Philippine town seeks immediate airlift of food to ease hunger in quake-hit villages

Four days after a catastrophic 7.8-magnitude offshore earthquake struck the southern Philippines, leaving dozens dead and thousands displaced, a local mayor has issued an urgent appeal for military helicopters to deliver life-saving food supplies to communities cut off by widespread landslides.

The powerful quake, which hit Monday off the coast of Sarangani province, ranks among the strongest seismic events to shake the Philippine archipelago in 50 years. As of Thursday, official disaster data puts the death toll at no less than 47, with 688 people injured and 31 others still unaccounted for. More than 12,600 residential structures across rural farming communities and urban centers were damaged in the disaster, forcing more than 45,000 residents to leave their homes. Roughly half of these displaced people are now sheltering in emergency evacuation facilities, and provincial officials note that many survivors remain too fearful of ongoing aftershocks to return to their properties even if their homes survived intact.

According to the Philippines’ Office of Civil Defense, the national agency tasked with managing major disasters, Sarangani province has recorded the highest number of fatalities at 20, most of which stemmed from a single landslide that buried multiple homes in the coastal town of Glan.

Glan Mayor Victor James Yap, speaking to Philippines-based DZMM radio, outlined the dire conditions facing his town of more than 100,000 residents. Ten of the town’s 31 barangays (villages) remain completely cut off from overland access, blocked by landslide debris, and power has yet to be restored across the area. “We need food and water but it’s difficult to transport them to some of our villages which remain isolated,” Yap said. “Choppers are needed to transport food because people there are already very hungry.”

While a key access highway leading into Glan has been cleared and reopened to traffic, allowing fuel deliveries to resume as early as Thursday, the town still remains without grid electricity, and mobile phone connectivity remains spotty at best across most affected areas.
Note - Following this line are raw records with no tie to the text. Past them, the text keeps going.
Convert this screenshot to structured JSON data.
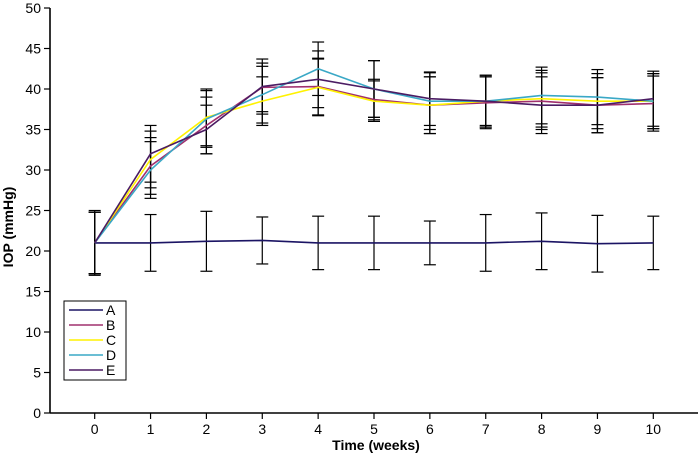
{
  "chart_data": {
    "type": "line",
    "title": "",
    "xlabel": "Time (weeks)",
    "ylabel": "IOP (mmHg)",
    "xlim": [
      -0.8,
      10.8
    ],
    "ylim": [
      0,
      50
    ],
    "x": [
      0,
      1,
      2,
      3,
      4,
      5,
      6,
      7,
      8,
      9,
      10
    ],
    "x_ticks": [
      "0",
      "1",
      "2",
      "3",
      "4",
      "5",
      "6",
      "7",
      "8",
      "9",
      "10"
    ],
    "y_ticks": [
      "0",
      "5",
      "10",
      "15",
      "20",
      "25",
      "30",
      "35",
      "40",
      "45",
      "50"
    ],
    "grid": false,
    "legend_position": "bottom-left",
    "series": [
      {
        "name": "A",
        "color": "#1b1464",
        "values": [
          21.0,
          21.0,
          21.2,
          21.3,
          21.0,
          21.0,
          21.0,
          21.0,
          21.2,
          20.9,
          21.0
        ],
        "err": [
          3.8,
          3.5,
          3.7,
          2.9,
          3.3,
          3.3,
          2.7,
          3.5,
          3.5,
          3.5,
          3.3
        ]
      },
      {
        "name": "B",
        "color": "#a0306e",
        "values": [
          21.0,
          30.5,
          35.5,
          40.2,
          40.3,
          38.7,
          38.0,
          38.3,
          38.5,
          38.0,
          38.2
        ],
        "err": [
          3.8,
          3.5,
          3.5,
          3.0,
          3.5,
          2.5,
          3.5,
          3.2,
          3.5,
          3.4,
          3.4
        ]
      },
      {
        "name": "C",
        "color": "#fff200",
        "values": [
          21.0,
          31.3,
          36.5,
          38.5,
          40.2,
          38.5,
          38.0,
          38.5,
          38.8,
          38.5,
          38.5
        ],
        "err": [
          3.8,
          3.5,
          3.5,
          3.0,
          3.5,
          2.5,
          3.5,
          3.2,
          3.5,
          3.4,
          3.4
        ]
      },
      {
        "name": "D",
        "color": "#3aa8c6",
        "values": [
          21.0,
          30.0,
          36.3,
          39.3,
          42.5,
          40.0,
          38.5,
          38.5,
          39.2,
          39.0,
          38.5
        ],
        "err": [
          3.8,
          3.5,
          3.5,
          3.5,
          3.3,
          3.5,
          3.5,
          3.2,
          3.5,
          3.4,
          3.4
        ]
      },
      {
        "name": "E",
        "color": "#4b1c63",
        "values": [
          21.0,
          32.0,
          35.0,
          40.3,
          41.2,
          40.0,
          38.8,
          38.5,
          38.0,
          38.0,
          38.8
        ],
        "err": [
          4.0,
          3.5,
          3.0,
          3.4,
          3.5,
          3.5,
          3.3,
          3.0,
          3.5,
          3.4,
          3.4
        ]
      }
    ]
  }
}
Most fatalities across the disaster zone were caused by falling debris from collapsed buildings or landslides across Sarangani, the nearby coastal city of General Santos, and the adjacent provinces of South Cotabato and Davao Occidental. In a separate, quake-related tragedy, two swimmers drowned off the coast of General Santos after being swept out to sea by sudden abnormal waves immediately after the quake struck, with one additional swimmer still missing. Seismic sea surges reaching up to 1.4 meters above normal tide levels were recorded in southern Philippines, with smaller wave activity detected as far away as Indonesia, Palau, and southern Japan.
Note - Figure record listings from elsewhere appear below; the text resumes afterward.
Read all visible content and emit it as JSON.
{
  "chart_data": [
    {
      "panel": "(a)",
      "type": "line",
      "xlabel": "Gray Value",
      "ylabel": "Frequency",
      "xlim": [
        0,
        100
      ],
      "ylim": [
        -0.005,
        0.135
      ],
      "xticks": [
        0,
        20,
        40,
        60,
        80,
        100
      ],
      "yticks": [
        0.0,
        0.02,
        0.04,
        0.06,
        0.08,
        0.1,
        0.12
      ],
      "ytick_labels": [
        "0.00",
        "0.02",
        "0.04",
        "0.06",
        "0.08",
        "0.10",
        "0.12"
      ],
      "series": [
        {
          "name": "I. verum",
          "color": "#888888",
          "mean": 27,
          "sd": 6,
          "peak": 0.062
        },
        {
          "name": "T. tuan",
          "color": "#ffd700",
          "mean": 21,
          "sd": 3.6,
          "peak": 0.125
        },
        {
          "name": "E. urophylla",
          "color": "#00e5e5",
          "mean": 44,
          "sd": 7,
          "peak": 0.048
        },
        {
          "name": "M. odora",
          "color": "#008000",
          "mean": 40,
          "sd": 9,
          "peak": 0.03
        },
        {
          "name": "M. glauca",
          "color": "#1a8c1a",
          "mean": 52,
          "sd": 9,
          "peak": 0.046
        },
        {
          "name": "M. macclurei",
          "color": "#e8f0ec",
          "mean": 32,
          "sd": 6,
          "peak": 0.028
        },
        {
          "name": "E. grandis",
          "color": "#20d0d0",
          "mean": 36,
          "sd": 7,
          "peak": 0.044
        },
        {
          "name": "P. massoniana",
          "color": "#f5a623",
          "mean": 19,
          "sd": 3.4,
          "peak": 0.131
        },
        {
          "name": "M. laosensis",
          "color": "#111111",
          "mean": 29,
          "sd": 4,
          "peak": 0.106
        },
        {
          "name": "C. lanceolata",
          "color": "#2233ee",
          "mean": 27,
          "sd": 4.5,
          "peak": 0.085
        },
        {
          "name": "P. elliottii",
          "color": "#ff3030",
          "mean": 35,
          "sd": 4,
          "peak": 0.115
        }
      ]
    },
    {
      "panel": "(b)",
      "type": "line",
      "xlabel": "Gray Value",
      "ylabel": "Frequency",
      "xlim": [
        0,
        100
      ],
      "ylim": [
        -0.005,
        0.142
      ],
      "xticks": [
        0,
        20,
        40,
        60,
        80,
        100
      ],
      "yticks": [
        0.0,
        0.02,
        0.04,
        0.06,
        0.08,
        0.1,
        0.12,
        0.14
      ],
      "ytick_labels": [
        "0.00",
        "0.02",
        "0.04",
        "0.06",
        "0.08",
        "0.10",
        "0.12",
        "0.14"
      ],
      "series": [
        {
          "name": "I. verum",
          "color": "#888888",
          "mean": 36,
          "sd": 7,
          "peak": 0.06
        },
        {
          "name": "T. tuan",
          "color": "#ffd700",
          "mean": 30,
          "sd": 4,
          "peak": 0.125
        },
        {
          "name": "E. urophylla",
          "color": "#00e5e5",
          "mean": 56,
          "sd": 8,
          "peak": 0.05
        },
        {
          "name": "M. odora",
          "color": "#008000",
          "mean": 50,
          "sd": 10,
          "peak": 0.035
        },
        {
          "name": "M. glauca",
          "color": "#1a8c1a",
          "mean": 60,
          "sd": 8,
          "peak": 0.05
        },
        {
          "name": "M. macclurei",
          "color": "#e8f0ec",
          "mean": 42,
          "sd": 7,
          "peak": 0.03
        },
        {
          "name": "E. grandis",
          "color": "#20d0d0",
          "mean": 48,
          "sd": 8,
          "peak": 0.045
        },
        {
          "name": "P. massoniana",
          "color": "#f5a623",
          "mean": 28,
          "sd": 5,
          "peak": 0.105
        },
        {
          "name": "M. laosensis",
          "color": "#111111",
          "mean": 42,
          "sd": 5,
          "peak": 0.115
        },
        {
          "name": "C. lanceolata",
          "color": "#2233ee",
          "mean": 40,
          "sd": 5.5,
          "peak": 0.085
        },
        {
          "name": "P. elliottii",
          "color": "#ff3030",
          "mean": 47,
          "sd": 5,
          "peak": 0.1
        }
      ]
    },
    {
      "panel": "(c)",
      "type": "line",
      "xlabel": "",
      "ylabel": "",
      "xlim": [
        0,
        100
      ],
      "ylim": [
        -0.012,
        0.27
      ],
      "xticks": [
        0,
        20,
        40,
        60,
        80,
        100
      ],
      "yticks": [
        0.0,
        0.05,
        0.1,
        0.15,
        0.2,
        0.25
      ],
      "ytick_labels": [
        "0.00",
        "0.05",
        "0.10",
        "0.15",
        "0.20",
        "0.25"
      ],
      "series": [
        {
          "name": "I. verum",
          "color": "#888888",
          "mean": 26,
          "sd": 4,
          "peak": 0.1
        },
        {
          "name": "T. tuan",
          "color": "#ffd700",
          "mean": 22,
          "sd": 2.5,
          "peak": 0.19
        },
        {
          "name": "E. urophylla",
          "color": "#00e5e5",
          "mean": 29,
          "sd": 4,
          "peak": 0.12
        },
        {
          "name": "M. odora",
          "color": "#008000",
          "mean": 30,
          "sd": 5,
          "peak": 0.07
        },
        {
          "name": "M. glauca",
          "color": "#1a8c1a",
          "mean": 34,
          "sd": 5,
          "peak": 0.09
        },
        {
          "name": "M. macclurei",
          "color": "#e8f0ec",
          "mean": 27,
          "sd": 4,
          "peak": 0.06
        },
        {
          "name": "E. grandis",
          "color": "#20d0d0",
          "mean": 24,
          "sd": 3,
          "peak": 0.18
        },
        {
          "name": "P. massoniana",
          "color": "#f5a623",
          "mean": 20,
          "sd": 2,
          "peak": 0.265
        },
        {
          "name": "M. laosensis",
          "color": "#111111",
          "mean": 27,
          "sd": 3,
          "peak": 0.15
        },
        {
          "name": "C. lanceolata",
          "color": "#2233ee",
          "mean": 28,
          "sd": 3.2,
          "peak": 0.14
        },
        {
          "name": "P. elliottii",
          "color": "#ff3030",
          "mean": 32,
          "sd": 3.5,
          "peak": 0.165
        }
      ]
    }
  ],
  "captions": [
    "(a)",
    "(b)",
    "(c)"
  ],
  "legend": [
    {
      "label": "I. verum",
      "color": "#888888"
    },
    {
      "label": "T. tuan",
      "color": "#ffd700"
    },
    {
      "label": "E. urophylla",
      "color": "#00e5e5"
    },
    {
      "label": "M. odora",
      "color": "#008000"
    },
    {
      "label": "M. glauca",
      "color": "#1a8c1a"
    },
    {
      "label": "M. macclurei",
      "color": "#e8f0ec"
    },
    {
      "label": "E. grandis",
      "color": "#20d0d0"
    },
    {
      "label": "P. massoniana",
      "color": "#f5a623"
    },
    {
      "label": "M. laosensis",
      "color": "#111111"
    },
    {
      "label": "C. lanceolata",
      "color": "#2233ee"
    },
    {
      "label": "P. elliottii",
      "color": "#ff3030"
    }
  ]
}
Geographically, the Philippines sits along the Pacific “Ring of Fire”, a seismically active arc of fault lines encircling the Pacific Ocean that leaves the country regularly vulnerable to major earthquakes and volcanic eruptions. This recent quake is the strongest to hit the nation since an 8.1-magnitude quake and subsequent tsunami in August 1976 killed an estimated 8,000 people across the archipelago.